On the Hill: The Secret PMB History

‘On the Hill’ has once again changed hands, and I’m going to pre-empt the collective sigh from our readership by making an undertaking not to grease my lips and scuff my knees at the waist of the ALP or the Coalition, not out of a quasi-virtuous appeal to intellectual honesty, but because you can now get your partisan political fix from any of Australia’s esteemed media outlets. I’m going to excavate for you, under-reported issues centering not simply on the chambers of Australian Parliament House, but all of the carpetbaggers, jackals and spineless cretins that hover around the place like the annual swarm of bogong moths that make every minute I spend there a nightmare.

My first column couldn’t go without a mention of the ALP leadership spill, so there it is. Let’s move on.

While most legislation is introduced by a member of the Executive (Ministers and Parliamentary Secretaries), there is the Private Members’ Bill (PMB) that is introduced by a member of the Legislature (Member or Senator in their respective chamber). The PMB is a rare creature, due to the fact that its chance of passing is contingent on the goodwill of the Government, for it requires a sponsor in both chambers, and the numbers to pass it.

During John Howard’s eleven year reign, a total of 290 PMBs were introduced, with only six receiving Royal assent (i.e. being made into an Act of Parliament). Of those bills that were passed, all were introduced by members of the Federal Coalition, including three from the Speaker.

During Kevin Rudd’s first tilt at commandeering Australia (almost three years), there were 130 PMBs introduced, with none passed. 28 of those bills were introduced (full or in part) by Opposition members.

The Gillard era saw only 71 PMBs introduced, with six passing both chambers. 26 of those PMBs were introduced by Opposition members, and of those bills that were passed, all but one was introduced by the Greens or Independents, with the remaining one introduced by the President of the Senate John Hogg.

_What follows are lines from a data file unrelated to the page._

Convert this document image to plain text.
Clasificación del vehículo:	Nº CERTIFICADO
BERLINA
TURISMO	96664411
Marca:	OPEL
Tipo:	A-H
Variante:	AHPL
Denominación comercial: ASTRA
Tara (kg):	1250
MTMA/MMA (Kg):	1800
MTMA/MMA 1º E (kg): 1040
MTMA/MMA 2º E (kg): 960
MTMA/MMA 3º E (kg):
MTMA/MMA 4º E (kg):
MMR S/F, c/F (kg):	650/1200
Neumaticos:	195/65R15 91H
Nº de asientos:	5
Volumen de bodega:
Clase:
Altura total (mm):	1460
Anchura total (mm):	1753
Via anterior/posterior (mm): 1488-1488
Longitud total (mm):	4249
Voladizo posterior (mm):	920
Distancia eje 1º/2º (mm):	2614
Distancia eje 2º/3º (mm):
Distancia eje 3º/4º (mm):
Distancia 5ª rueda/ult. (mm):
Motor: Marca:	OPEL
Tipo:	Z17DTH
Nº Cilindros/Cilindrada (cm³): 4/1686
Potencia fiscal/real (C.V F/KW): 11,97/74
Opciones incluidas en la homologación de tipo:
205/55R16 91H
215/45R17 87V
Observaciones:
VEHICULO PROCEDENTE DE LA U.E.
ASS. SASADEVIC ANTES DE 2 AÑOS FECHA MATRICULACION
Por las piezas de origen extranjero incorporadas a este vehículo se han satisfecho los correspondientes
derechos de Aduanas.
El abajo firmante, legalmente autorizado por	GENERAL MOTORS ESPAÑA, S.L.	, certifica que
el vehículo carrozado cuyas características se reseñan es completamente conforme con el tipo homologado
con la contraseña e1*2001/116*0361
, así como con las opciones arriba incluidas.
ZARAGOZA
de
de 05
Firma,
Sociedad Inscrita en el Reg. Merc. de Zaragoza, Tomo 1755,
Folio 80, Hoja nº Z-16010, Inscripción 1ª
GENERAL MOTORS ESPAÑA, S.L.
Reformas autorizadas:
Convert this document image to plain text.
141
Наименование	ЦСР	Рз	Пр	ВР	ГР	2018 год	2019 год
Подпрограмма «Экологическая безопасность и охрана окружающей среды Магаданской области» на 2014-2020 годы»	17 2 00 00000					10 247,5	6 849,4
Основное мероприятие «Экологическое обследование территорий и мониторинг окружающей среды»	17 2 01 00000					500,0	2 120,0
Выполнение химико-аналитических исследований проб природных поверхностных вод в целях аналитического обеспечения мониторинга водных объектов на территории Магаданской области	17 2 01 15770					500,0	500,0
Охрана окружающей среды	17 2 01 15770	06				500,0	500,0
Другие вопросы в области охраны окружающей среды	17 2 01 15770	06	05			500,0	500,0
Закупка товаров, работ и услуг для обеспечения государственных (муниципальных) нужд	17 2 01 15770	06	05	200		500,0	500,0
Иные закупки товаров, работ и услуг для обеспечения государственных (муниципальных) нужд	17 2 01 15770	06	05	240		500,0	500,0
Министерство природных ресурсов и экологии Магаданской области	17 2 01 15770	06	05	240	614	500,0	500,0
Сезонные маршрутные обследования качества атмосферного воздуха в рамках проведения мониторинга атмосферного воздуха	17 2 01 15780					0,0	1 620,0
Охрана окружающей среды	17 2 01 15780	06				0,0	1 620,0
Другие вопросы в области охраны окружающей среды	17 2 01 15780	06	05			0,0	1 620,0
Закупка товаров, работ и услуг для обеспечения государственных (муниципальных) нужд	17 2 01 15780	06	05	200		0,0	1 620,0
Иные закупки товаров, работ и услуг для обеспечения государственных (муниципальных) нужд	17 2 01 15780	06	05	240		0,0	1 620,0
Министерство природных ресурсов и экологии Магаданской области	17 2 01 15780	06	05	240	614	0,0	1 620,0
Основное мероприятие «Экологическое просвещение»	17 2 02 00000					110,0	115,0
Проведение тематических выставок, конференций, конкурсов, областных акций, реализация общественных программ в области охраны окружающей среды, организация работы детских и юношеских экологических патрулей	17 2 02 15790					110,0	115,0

It should be noted, before we continue, that the vast bulk of PMBs that were introduced in all of the above examples never made it to the second reading stage, that is, they were never debated in Parliament. This is owed partly to the fact that there is only a finite amount of time the Parliament has to debate bills, even with the addition of the Main Committee (now Federation Chamber).

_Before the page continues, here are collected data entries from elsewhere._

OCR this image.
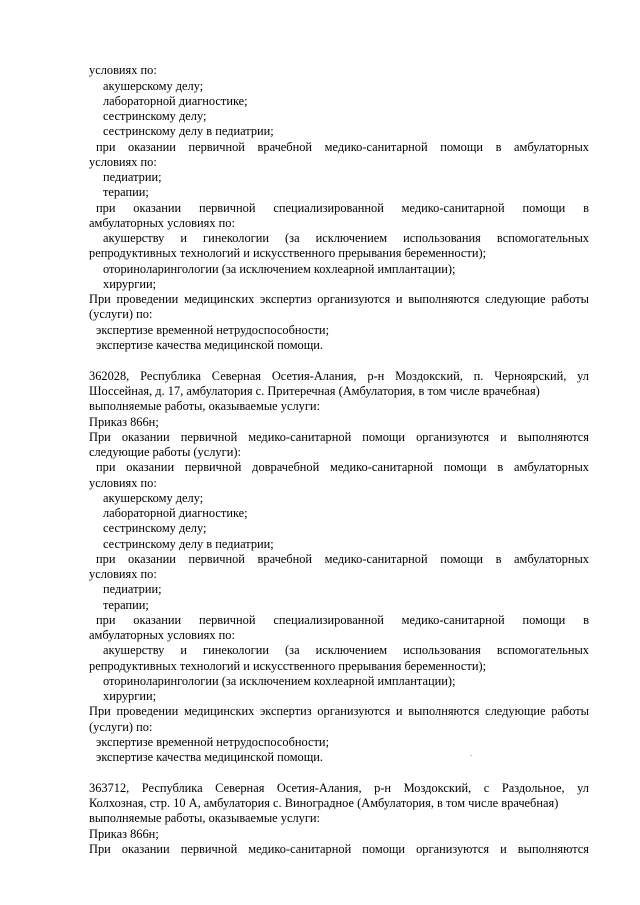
условиях по:
акушерскому делу;
лабораторной диагностике;
сестринскому делу;
сестринскому делу в педиатрии;
при оказании первичной врачебной медико-санитарной помощи в амбулаторных
условиях по:
педиатрии;
терапии;
при оказании первичной специализированной медико-санитарной помощи в
амбулаторных условиях по:
акушерству и гинекологии (за исключением использования вспомогательных
репродуктивных технологий и искусственного прерывания беременности);
оториноларингологии (за исключением кохлеарной имплантации);
хирургии;
При проведении медицинских экспертиз организуются и выполняются следующие работы
(услуги) по:
экспертизе временной нетрудоспособности;
экспертизе качества медицинской помощи.
362028, Республика Северная Осетия-Алания, р-н Моздокский, п. Черноярский, ул
Шоссейная, д. 17, амбулатория с. Притеречная (Амбулатория, в том числе врачебная)
выполняемые работы, оказываемые услуги:
Приказ 866н;
При оказании первичной медико-санитарной помощи организуются и выполняются
следующие работы (услуги):
при оказании первичной доврачебной медико-санитарной помощи в амбулаторных
условиях по:
акушерскому делу;
лабораторной диагностике;
сестринскому делу;
сестринскому делу в педиатрии;
при оказании первичной врачебной медико-санитарной помощи в амбулаторных
условиях по:
педиатрии;
терапии;
при оказании первичной специализированной медико-санитарной помощи в
амбулаторных условиях по:
акушерству и гинекологии (за исключением использования вспомогательных
репродуктивных технологий и искусственного прерывания беременности);
оториноларингологии (за исключением кохлеарной имплантации);
хирургии;
При проведении медицинских экспертиз организуются и выполняются следующие работы
(услуги) по:
экспертизе временной нетрудоспособности;
экспертизе качества медицинской помощи.
363712, Республика Северная Осетия-Алания, р-н Моздокский, с Раздольное, ул
Колхозная, стр. 10 А, амбулатория с. Виноградное (Амбулатория, в том числе врачебная)
выполняемые работы, оказываемые услуги:
Приказ 866н;
При оказании первичной медико-санитарной помощи организуются и выполняются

The Parliament also has to allocate time for the inevitable condolence motions for dead soldiers and philanthropists, leaving precious little for PMBs. Eating into debate time any further would lead to more howls from the Opposition (ALP or Coalition) that the Government is “guillotining” debate. You can see this phenomenon occurring in all Federal Parliaments, that is, the Opposition having its cake and eating it too.

The issue at heart, though, is the nature of PMBs. The record of the last three Prime Ministers shows that it is only out of political necessity that the Government assists the passage of a PMB. This current Parliament, the 43rd Parliament, the dreaded Hung Parliament, required cooperation between the ALP and the crossbench, meaning that for once in recent memory, genuine PMBs were passed, though in a number dwarfed by Government-sponsored bills.

The introduction of PMBs by Opposition members and crossbenchers is now a statement of political principle, an act of theatrics rivalling Question Time (Questions Without Notice for the Hansard wonks out there), and the terrible record of the past three Prime Ministers demonstrates the hubris each has shown in the legislative arena.

The only remedy would be to allow more time, especially to the Federation Chamber to debate legislation, so the case for now is that only when threatened with losing power will a government assist the passage of bills (e.g. Greens and Oakeshott), and this arrangement seems preferable to the status quo regime of a rubber-stamp parliament.